If you are just setting up metadata, do not try to cover every case right away. For the first pass, three fields are enough: date, document type, and user access. That is usually enough to remove old versions, avoid mixing policies with drafts, and avoid showing restricted material to people who should not see it.

Then choose one narrow scenario and test the filters only there. For example, the assistant answers questions about vacations and business trips. This kind of test quickly shows where the filter helps and where it cuts recall and hides the needed fragment.

Do not look only at the final answer. First check the retrieval before generation. It is useful to compare search with and without a filter on the same set of questions:

how many relevant fragments the system found in both modes;
how often the fresh document ranked above the old one when that really mattered;
how many useful results disappeared because of document type;
whether there were cases where user access hid the only correct source.

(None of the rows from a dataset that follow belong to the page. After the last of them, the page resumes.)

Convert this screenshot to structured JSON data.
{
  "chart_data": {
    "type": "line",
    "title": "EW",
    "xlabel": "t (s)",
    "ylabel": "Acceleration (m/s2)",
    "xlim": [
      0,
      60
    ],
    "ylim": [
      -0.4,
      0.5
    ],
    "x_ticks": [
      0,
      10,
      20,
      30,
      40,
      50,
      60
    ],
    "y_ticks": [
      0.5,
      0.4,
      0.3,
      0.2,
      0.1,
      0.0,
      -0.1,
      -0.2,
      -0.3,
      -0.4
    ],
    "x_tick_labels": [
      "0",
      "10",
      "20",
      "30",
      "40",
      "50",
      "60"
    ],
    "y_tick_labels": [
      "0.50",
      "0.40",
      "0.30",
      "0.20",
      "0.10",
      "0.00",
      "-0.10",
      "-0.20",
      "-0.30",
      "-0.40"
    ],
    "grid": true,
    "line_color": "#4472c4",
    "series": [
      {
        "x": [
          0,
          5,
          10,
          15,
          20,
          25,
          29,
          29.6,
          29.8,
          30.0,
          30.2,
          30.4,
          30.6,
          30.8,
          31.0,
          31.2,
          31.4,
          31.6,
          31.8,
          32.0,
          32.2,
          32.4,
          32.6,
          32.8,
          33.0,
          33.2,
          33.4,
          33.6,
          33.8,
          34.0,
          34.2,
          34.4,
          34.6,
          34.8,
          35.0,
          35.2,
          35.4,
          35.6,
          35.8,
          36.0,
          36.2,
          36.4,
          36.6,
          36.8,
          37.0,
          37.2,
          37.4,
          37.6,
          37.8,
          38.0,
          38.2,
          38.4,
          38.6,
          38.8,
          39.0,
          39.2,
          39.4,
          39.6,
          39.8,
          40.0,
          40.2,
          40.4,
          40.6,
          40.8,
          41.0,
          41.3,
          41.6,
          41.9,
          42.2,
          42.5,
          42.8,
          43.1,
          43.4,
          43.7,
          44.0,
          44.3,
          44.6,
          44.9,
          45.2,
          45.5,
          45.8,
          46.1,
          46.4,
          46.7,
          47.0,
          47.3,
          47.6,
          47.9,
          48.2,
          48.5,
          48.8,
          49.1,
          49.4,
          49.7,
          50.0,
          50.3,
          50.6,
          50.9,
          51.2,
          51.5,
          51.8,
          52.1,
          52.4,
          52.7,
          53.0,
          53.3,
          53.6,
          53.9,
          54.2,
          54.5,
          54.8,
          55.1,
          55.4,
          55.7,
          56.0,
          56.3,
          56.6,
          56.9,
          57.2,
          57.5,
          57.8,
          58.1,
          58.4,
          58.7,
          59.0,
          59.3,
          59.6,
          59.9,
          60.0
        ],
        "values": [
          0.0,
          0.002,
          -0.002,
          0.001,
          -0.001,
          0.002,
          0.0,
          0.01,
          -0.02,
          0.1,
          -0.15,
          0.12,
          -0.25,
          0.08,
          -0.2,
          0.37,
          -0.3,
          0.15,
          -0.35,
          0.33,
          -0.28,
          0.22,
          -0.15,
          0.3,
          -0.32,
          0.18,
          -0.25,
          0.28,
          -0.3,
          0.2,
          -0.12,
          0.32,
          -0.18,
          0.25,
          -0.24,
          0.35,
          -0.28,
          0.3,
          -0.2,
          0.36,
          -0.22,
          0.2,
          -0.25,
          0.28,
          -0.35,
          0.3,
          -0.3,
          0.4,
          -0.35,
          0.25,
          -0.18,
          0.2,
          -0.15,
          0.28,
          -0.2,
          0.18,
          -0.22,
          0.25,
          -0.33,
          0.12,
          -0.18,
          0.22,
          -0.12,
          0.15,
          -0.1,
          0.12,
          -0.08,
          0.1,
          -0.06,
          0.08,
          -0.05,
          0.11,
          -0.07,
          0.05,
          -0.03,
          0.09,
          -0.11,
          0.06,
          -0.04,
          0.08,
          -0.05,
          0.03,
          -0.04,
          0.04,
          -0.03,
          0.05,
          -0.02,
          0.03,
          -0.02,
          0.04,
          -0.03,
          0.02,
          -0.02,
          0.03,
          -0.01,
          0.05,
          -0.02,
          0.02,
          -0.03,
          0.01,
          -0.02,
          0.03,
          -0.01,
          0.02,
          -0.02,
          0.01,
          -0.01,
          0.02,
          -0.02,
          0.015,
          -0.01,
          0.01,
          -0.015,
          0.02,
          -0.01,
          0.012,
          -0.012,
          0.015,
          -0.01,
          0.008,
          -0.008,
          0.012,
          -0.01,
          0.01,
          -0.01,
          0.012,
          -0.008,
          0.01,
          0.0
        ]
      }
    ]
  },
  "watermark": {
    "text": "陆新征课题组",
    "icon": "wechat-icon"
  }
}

When the basic setup is working, add simple evaluations. Track source freshness, permission errors, and misses in retrieval. If the answer sounds confident but retrieval did not bring the needed document, the problem is not the model. Usually the cause is a filter that is too strict or bad labels.

A good practice is to keep a short set of control questions, around 20-30. That is enough. After every change to the filters, run them again and see what got better and what broke. That way the team sees the real effect instead of arguing from gut feeling.

If you are comparing several models on the same question set, a single gateway like AI Router also saves time. You can send identical requests through one OpenAI-compatible endpoint, avoid rewriting the integration, and then review the audit logs for the same cases.

Start small, measure each step, and do not make the setup more complex too early. Three fields, one scenario, a short test set. For the first cycle, that is more than enough.